January 20, 2020

Writing on the Internet

After spending the latter half of the 2010s away from blogging, I finally realized what drew me to it in the first place.

“Blog” was always a loaded term. Inextricable as it was from the narcissism implied in self-publishing, even its etymology implied a special level of it: Why else keep a public “web log” unless you fancied the mundanities of your daily life so interesting that you thought others, even total strangers, would read it?

Musings, commentary, and essays were worse. Rather than imagining others to find your unedited memoirs worth following, you would need to imagine your observations and ideas to be novel enough for an audience to consume. Indeed, mine was the greater hubris!

I would like to think, at least, that it was not wholly misplaced. If you read Interuserface at its peak, you might have read a piece on owning shapes that got linked by Daring Fireball. A piece on “delayed passive confirmation” that was cited in a book by Lukas Mathis. Pieces not-inaccurately predicting Apple developments. I wrote on design, and for awhile, it worked. I enjoyed writing it, and at least a few people enjoyed reading it. And then, I can only surmise, my enjoyment ceased.

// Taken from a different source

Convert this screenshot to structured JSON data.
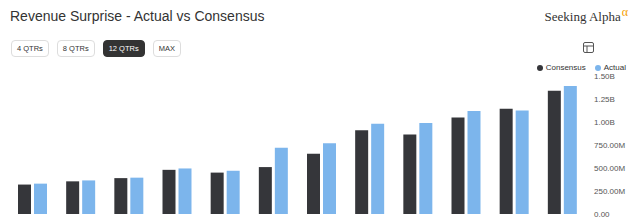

I love writing. I love reading good writing. So why did I stop blogging? I continued to tweet and write comments on Hacker News, so it wasn’t for lack of things upon which to opine or the motivation to do so. I wrote at least one Medium piece on something so niche that a new version of the software it was written about has since rendered the point moot. But why not write at Interuserface?

What I’ve learned is that for me to enjoy writing, it cannot be caught up in my own expectations around its audience. I realized that I’d painted myself into a corner with Interuserface, where each new article had to meet a certain set of criteria to be on-brand, to engage with what I imagined the audience to be. What I really wanted was to write in a way not particularly calculated to burnish any pretensions of being smart, iconoclastic, or a “thought leader” – to write, in other words, for enjoyment.

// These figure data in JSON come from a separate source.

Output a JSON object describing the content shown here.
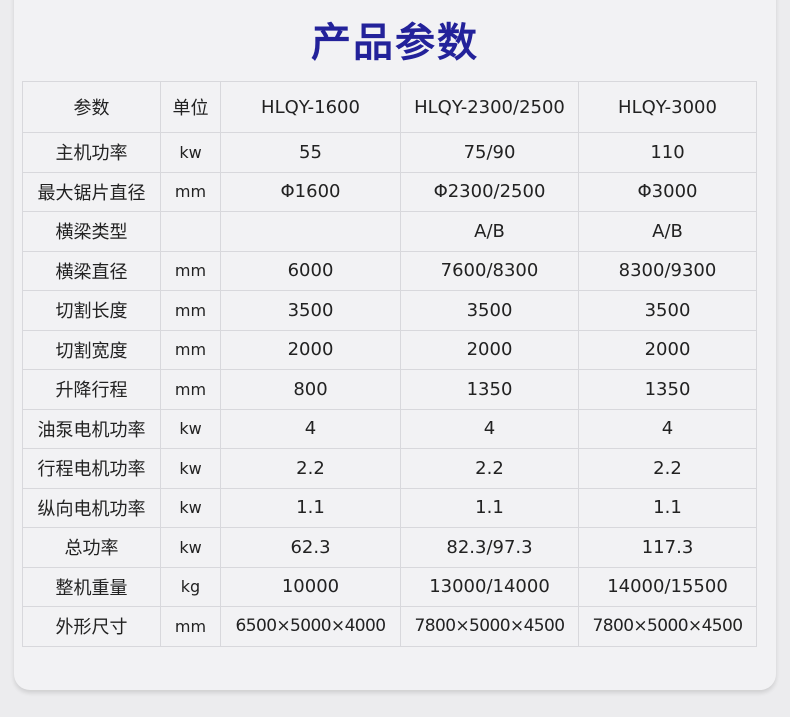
{
  "title": "产品参数",
  "colors": {
    "title": "#23229a",
    "border": "#d8d8dc"
  },
  "table": {
    "headers": [
      "参数",
      "单位",
      "HLQY-1600",
      "HLQY-2300/2500",
      "HLQY-3000"
    ],
    "rows": [
      [
        "主机功率",
        "kw",
        "55",
        "75/90",
        "110"
      ],
      [
        "最大锯片直径",
        "mm",
        "Φ1600",
        "Φ2300/2500",
        "Φ3000"
      ],
      [
        "横梁类型",
        "",
        "",
        "A/B",
        "A/B"
      ],
      [
        "横梁直径",
        "mm",
        "6000",
        "7600/8300",
        "8300/9300"
      ],
      [
        "切割长度",
        "mm",
        "3500",
        "3500",
        "3500"
      ],
      [
        "切割宽度",
        "mm",
        "2000",
        "2000",
        "2000"
      ],
      [
        "升降行程",
        "mm",
        "800",
        "1350",
        "1350"
      ],
      [
        "油泵电机功率",
        "kw",
        "4",
        "4",
        "4"
      ],
      [
        "行程电机功率",
        "kw",
        "2.2",
        "2.2",
        "2.2"
      ],
      [
        "纵向电机功率",
        "kw",
        "1.1",
        "1.1",
        "1.1"
      ],
      [
        "总功率",
        "kw",
        "62.3",
        "82.3/97.3",
        "117.3"
      ],
      [
        "整机重量",
        "kg",
        "10000",
        "13000/14000",
        "14000/15500"
      ],
      [
        "外形尺寸",
        "mm",
        "6500×5000×4000",
        "7800×5000×4500",
        "7800×5000×4500"
      ]
    ]
  }
}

Interuserface was a blog about design. It will remain so, but now also so much more. If I am to cultivate a new specialty, perhaps it will be in cold takes. There is, among other things, a critically-acclaimed movie that came out in 2014 for which I have been biding my time to write the ultimate contrarian review.

I do not imagine that I will abandon other media, be they tweetstorms or HN comments. But there is something liberating about writing away from these more interactive venues. A blog is a place you can call your own; it is home. It is where the heart is.